This story was first published in the August/September Health & Wellness issue of sister publication Irish America magazine. To read more features from the issue, click here.
My grandmother Nora MacNamara (née Hickey) turned 100 on June 15, 2014. From her retirement home on the Dingle peninsula, County Kerry – snuggled in the foothills of the Slieve Mish mountains and overlooking the clear blue Atlantic ocean – family and friends gathered to celebrate the centenary of a woman known to her grandchildren as simply ‘Granny Mac.’
What was the secret to Granny Mac’s old age and good health, many wanted to know.
Well, the beautiful surrounds of this corner of North Kerry provide a clue. The local area provides ample opportunity for fresh air, swimming, and mountain walking, even for a town girl like Nora, who was born and brought up in the county town, Tralee. As a teenager, Nora would cycle everywhere and swim often.

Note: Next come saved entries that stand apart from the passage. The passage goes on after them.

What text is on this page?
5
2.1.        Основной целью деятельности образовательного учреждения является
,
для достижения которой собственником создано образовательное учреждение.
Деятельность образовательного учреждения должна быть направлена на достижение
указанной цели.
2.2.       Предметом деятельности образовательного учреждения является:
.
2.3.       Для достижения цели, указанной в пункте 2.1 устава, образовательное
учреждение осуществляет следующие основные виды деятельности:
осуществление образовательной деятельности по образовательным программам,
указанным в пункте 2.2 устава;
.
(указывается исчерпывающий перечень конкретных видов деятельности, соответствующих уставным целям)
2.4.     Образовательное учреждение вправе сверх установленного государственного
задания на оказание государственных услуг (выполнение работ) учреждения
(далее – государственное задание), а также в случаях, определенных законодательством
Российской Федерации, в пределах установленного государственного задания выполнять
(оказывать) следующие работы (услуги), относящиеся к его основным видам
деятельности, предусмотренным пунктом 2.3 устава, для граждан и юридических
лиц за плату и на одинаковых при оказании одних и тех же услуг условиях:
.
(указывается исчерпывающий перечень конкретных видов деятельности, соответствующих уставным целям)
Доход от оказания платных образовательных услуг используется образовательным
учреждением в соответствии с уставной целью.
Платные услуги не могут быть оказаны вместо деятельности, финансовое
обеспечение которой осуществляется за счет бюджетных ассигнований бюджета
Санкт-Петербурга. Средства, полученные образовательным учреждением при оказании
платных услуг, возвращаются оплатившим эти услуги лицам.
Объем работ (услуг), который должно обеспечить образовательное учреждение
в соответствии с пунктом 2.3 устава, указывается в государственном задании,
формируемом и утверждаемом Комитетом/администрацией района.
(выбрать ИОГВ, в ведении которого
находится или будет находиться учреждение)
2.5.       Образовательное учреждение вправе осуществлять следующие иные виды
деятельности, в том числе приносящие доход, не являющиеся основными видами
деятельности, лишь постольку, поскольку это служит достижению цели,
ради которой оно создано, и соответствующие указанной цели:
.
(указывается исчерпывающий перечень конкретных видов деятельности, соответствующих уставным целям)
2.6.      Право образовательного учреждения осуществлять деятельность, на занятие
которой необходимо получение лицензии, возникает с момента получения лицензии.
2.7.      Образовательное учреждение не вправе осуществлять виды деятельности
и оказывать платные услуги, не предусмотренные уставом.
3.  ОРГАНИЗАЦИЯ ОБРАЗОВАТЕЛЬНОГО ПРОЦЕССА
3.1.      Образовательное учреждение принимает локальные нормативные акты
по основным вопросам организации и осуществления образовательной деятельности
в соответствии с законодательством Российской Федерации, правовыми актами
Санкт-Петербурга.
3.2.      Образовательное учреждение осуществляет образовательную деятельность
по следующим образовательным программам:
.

A fellow resident in her retirement home is Mary Crean, daughter of Tom Crean, the famed Antarctic explorer, who left the nearby village of Anascaul to join Ernest Shackleton’s heroic polar expeditions of the early twentieth century.
It would seem, therefore, that there is something in the Kerry air, in the people’s oneness with nature, that confers a resilience that matures into hardy old age. Not to mention the dietary benefits of plentiful local fresh fish and the pride that comes from her fluency in the Irish language, a linguistic identity shared with many in this part of the world.
But the romance of this explanation overlooks some of the harsh realities of my grandmother’s life.
Born just before the outbreak of the First World War in 1914, Nora lived through tumultuous events. As a child she remembers the cruelty of the ‘Black and Tans’ during the Irish War of Independence, a ruthless British military outfit sent to put down the nationalist Irish Republican Army. Six-year-old Nora felt the cold steel of a gun pressed against her young skull. Others were not so lucky.
The young Granny Mac, who grew to be a devotee of the republican leader Eamon de Valera, was just eight years old when one of the worst atrocities of the Irish Civil War occurred on her doorstep. At Ballyseedy, just outside Tralee, a dozen republicans were shackled to a large mine, which was then detonated. Older than the Irish state (which came into being in 1922), and having seen the cruelties performed in its name, my grandmother has always possessed a certain wariness about the very state itself.
This wise skepticism – perhaps better described as quiet stoicism – was also forged by family circumstances. Nora’s grandfather was killed while a young man, trampled by a horse while laboring on a local farm.
A wayward uncle then stole off with the inheritance, emigrating to America where he drank all the family money, dying penniless and vagrant, leaving the rest of the family facing hard times. Consequently, many in her family had to emigrate. Another uncle, Canon Bryan Hickey, moved to England, where he covertly assisted the old IRA by stashing sticks of dynamite in his Manchester parochial house. Yet another uncle, John F. Healy, moved State-side, where he rose to become a renowned Fire Chief in Denver. Others in the family would die young: victims of Ireland’s poor public health record in the early twentieth century.
But the most important secret to old age, according to Granny Mac, is not diet, nor environment, nor the inner strength that comes by overcoming hardship. It is, for her, a matter of faith. On every wall of her creaking old house you are met with images of the saints, of the Virgin Mary, or of the dying Christ. Prayer is integral to her life and has guided her through much grief. It is this simple devotion to the Catholic faith (she still performs her daily decades of the rosary) that has sustained her so long.
And so, if you are to ask her opinion on the secret to old age and good health, she will simply say ‘Le cúnamh Dé’ – with God’s help – all will go well.